MapBatches(Model): 0 active, 0 queued, 0 actors [992 locality hits, 8 misses]: 100%|██████████| 1000/1000 [00:59<00:00, 16.84it/s]

Locality with Output (ML ingest use case)#

ctx.execution_options.locality_with_output = True

Setting this to True tells Datasets to prefer placing operator tasks onto the consumer node in the cluster, rather than spreading them evenly across the cluster. This can be useful if you know you’ll be consuming the output data directly on the consumer node (i.e., for ML training ingest).

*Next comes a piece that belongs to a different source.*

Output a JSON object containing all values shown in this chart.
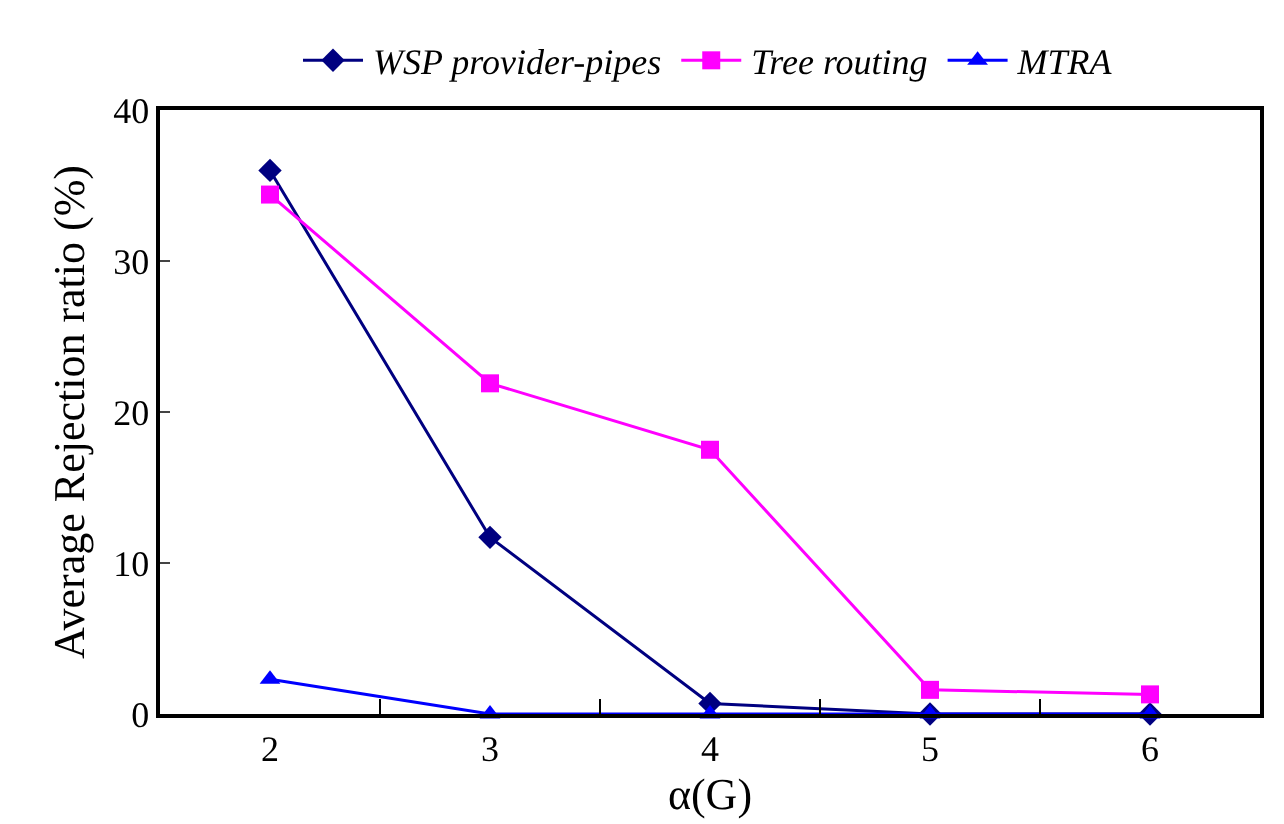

However, this may incur a performance penalty for other use cases.

Scalability#

We expect the data streaming backend to scale to tens of thousands of files / blocks and up to hundreds of terabytes of data. Please report if you experience performance degradation at these scales, we would be very interested to investigate!

Stage Fusion Optimization#

In order to reduce memory usage and task overheads, Datasets will automatically fuse together lazy operations that are compatible:

  • Same compute pattern: embarrassingly parallel map vs. all-to-all shuffle

  • Same compute strategy: Ray tasks vs Ray actors

  • Same resource specification, e.g. num_cpus or num_gpus requests

Read stages and subsequent map-like transformations will usually be fused together. All-to-all transformations such as ds.random_shuffle() can be fused with earlier map-like stages, but not later stages.

You can tell if stage fusion is enabled by checking the Dataset stats and looking for fused stages (e.g., read->map_batches).

Stage N read->map_batches->shuffle_map: N/N blocks executed in T
* Remote wall time: T min, T max, T mean, T total
* Remote cpu time: T min, T max, T mean, T total
* Output num rows: N min, N max, N mean, N total

Memory Management#

This section describes how Datasets manages execution and object store memory.

Execution Memory#

During execution, a task can read multiple input blocks, and write multiple output blocks. Input and output blocks consume both worker heap memory and shared memory via Ray’s object store.

Datasets attempts to bound its heap memory usage to num_execution_slots * max_block_size. The number of execution slots is by default equal to the number of CPUs, unless custom resources are specified. The maximum block size is set by the configuration parameter ray.data.DatasetContext.target_max_block_size and is set to 512MiB by default. When a task’s output is larger than this value, the worker will automatically split the output into multiple smaller blocks to avoid running out of heap memory.

Large block size can lead to potential out-of-memory situations. To avoid these issues, make sure no single item in your Datasets is too large, and always call ds.map_batches() with batch size small enough such that the output batch can comfortably fit into memory.

Object Store Memory#

Datasets uses the Ray object store to store data blocks, which means it inherits the memory management features of the Ray object store. This section discusses the relevant features:

  • Object Spilling: Since Datasets uses the Ray object store to store data blocks, any blocks that can’t fit into object store memory are automatically spilled to disk. The objects are automatically reloaded when needed by downstream compute tasks:

  • Locality Scheduling: Ray will preferentially schedule compute tasks on nodes that already have a local copy of the object, reducing the need to transfer objects between nodes in the cluster.

  • Reference Counting: Dataset blocks are kept alive by object store reference counting as long as there is any Dataset that references them. To free memory, delete any Python references to the Dataset object.

Block Data Formats#

In order to optimize conversion costs, Datasets can hold tabular data in-memory as either Arrow Tables or Pandas DataFrames.

Different ways of creating Datasets leads to a different starting internal format:

  • Reading tabular files (Parquet, CSV, JSON) creates Arrow blocks initially.

  • Converting from Pandas, Dask, Modin, and Mars creates Pandas blocks initially.

  • Reading NumPy files or converting from NumPy ndarrays creates Arrow blocks.

  • Reading TFRecord file creates Arrow blocks.

  • Reading MongoDB creates Arrow blocks.

However, this internal format is not exposed to the user. Datasets converts between formats as needed internally depending on the specified batch_format of transformations.